Kodak's UK-made 127 snapshot camera — 4x4cm frames, fixed focus, two apertures, single-speed shutter, 1959-65.
The Brownie 44A was a simple viewfinder camera made in England by Kodak Ltd between 1959 and 1965, taking twelve square 4x4cm exposures on 127 roll film. It belonged to the long-running Brownie family of low-cost snapshot cameras and was styled by industrial designer Kenneth Grange, who also shaped the Brownie Vecta.
Specification is minimal by design: a fixed-focus lens with a choice of two apertures and a single-speed shutter, all fully mechanical with no meter and no battery. The body is mostly plastic with an alloy back plate and chromed end plates, and it originally shipped with a plastic ever-ready case that clips onto lugs in the base and folds over the front.

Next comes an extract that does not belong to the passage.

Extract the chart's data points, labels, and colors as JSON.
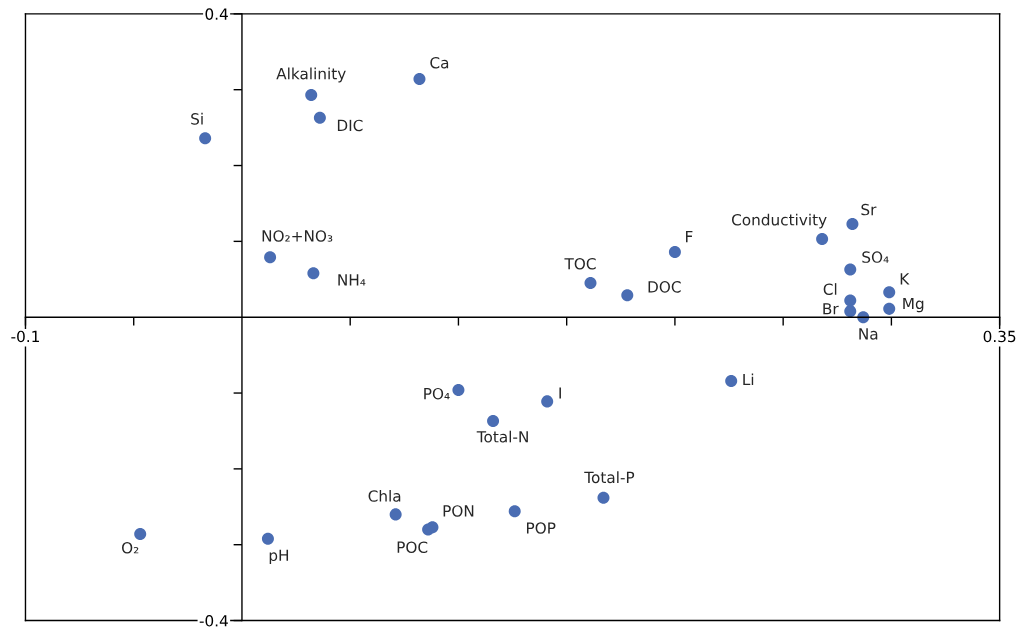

It suits collectors of British Kodak production and Kenneth Grange design, plus anyone wanting a simple sunny-day film experience in the square 4x4 format. The two-aperture exposure system limits it to bright conditions, and results are soft-edged snapshot quality.
The practical hurdle is film: 127 was dropped by the major manufacturers decades ago and survives only through small specialist suppliers, so many examples sell as display pieces. Confirm the shutter fires and the aperture selector moves, check the lens and finder for haze, look at the red frame-counter window backing, and expect the plastic case to be brittle.